Bayan Mandahuformatie

Kaart met ligging van het dorp en vindplaats Bayan Mandahu in de autonome regio Binnen-Mongolië van de Volksrepubliek China, met vermelding van andere belangrijke vindplaatsen uit het Laat-Campanien van de Gobiwoestijn.[1]

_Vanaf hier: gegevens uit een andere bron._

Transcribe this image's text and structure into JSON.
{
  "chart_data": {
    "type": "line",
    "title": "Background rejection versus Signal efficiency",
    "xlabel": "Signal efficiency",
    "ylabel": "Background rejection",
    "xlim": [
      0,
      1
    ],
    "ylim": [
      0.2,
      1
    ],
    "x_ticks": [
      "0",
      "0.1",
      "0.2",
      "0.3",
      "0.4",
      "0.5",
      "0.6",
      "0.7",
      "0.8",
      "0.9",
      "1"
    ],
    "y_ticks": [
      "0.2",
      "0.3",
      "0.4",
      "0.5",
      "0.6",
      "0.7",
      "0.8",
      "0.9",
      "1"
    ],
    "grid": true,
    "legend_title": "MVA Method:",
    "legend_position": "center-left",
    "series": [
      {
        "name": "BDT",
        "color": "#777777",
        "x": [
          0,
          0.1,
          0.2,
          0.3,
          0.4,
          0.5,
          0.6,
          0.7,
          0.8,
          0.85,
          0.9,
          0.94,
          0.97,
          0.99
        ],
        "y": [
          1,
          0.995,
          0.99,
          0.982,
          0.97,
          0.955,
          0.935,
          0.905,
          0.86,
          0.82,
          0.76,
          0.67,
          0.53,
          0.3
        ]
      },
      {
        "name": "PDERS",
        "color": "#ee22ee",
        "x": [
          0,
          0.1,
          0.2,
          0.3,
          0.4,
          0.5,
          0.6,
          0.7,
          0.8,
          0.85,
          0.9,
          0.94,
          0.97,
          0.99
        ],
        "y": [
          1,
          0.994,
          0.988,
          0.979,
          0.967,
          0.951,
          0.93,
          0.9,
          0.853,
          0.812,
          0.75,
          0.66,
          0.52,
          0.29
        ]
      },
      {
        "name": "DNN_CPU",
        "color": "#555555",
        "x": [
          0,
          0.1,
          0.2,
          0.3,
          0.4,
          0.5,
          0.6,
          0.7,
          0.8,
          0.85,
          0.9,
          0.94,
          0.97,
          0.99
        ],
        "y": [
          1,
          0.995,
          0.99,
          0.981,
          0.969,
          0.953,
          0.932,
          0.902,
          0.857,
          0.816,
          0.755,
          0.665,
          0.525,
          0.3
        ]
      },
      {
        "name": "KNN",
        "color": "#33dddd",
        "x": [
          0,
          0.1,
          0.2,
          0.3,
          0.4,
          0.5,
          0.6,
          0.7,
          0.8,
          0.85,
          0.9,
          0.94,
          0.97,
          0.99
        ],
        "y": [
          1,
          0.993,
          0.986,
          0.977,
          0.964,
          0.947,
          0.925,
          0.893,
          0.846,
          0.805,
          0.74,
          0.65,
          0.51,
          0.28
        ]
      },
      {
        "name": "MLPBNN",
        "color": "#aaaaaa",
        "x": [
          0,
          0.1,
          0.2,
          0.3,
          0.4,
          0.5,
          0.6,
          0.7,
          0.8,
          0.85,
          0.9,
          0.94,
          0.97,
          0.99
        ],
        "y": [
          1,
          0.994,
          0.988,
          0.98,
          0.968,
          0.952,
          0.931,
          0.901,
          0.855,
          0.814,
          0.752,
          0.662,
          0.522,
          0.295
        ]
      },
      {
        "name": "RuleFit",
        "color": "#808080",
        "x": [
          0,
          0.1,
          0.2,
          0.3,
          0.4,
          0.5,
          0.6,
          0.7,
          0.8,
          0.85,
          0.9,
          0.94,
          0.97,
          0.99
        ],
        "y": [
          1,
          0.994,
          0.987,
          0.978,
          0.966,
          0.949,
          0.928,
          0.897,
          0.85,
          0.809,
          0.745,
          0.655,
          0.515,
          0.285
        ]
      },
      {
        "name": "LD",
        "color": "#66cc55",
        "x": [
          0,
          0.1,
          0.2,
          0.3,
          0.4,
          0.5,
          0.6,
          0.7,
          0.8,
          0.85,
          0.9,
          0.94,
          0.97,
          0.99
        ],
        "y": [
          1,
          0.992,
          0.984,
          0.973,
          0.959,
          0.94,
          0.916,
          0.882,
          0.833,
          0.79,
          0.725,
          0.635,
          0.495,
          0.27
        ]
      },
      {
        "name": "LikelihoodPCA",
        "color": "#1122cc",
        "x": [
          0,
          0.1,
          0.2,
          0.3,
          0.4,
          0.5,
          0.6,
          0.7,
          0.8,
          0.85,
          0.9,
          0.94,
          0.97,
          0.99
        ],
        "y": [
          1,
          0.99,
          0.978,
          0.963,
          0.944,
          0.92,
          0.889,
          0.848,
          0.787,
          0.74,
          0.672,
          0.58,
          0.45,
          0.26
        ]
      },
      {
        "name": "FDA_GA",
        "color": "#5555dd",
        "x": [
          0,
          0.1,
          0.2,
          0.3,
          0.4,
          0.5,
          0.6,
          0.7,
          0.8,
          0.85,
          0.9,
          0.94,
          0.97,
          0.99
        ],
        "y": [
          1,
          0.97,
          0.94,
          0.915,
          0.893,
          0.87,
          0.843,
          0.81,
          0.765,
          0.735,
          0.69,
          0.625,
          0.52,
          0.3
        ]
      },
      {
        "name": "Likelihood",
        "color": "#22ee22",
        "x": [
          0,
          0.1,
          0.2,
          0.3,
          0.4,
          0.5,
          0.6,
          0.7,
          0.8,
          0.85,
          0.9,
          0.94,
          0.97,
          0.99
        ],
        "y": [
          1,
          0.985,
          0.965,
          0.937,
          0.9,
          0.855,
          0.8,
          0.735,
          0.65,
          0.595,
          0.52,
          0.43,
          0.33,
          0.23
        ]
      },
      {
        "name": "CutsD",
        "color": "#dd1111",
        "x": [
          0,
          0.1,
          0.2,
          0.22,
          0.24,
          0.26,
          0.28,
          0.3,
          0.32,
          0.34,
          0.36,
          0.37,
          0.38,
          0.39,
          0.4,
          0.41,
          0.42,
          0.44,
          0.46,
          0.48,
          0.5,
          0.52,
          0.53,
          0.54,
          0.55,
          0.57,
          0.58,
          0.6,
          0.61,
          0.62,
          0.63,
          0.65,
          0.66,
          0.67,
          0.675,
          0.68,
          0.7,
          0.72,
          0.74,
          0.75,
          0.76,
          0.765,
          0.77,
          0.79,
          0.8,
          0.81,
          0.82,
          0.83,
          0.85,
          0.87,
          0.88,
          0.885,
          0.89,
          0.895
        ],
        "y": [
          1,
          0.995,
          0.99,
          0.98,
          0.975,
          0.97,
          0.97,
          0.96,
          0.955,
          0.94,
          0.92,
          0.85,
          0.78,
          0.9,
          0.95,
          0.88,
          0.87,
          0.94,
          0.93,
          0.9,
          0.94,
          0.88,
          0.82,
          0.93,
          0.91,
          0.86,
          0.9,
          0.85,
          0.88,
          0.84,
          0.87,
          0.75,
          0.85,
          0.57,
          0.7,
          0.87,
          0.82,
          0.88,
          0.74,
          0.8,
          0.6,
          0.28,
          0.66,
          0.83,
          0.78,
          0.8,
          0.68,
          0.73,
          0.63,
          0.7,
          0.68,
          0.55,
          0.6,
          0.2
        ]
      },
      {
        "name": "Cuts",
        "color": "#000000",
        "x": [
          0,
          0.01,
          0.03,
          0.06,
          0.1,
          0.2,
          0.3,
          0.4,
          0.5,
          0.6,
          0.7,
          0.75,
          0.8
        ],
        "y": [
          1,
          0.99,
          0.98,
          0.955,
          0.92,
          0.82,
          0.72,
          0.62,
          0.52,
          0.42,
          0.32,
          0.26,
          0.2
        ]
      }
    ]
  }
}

De Bayan Mandahuformatie (Bayan Mandahu redbeds) is een geologische formatie langs de zuidelijke rand van de Gobiwoestijn in de autonome regio Binnen-Mongolië van de Volksrepubliek China. De naam van de formatie verwijst naar het dorp en bekende vindplaats van gewervelde fossielen Bayan Mandahu (North Canyon), ongeveer 40 km noordelijk van Urad Houqi Banner, Bayan Nur. De Bayan Mandahu redbeds bevinden zich ongeveer vijftig kilometer ten noordwesten van het Lang Shangebergte dat het zuidelijk deel van de huidige Mongoolse Hoogvlakte en het Gobibekken van de alluviale vlakte van de Gele Rivier scheidt. Zoals het geval is met vele andere locaties in de Gobi is er geen informatie beschikbaar met betrekking tot de absolute ouderdom[2] van de Bayan Mandahu-ontsluitingen. Maar gebaseerd op algemene overeenkomsten tussen de gewervelde fauna en de sedimenten van de Bayan Mandahuformatie en de Djadochtaformatie in de pre-Altai Gobi,[3] plaatst men de Bayan Mandahuformatie in het Boven-Krijt, in de etage Campanien (tussen ca. 75 tot ca. 71 miljoen jaar oud).[4] De twee formaties worden beschouwd als stratigrafische correlaties. De sedimenten van de Bayan Mandahuformatie bestaan voor het grootste deel uit mudstone,[5] fijne zanden en caliches[6] en werden afgezet tussen een bergketen en een duingebied[3][7] door meren, stromen en duinen. Over het algemeen vertoont de facies veel gelijkenis met die te Bayn Dzak.[3][7]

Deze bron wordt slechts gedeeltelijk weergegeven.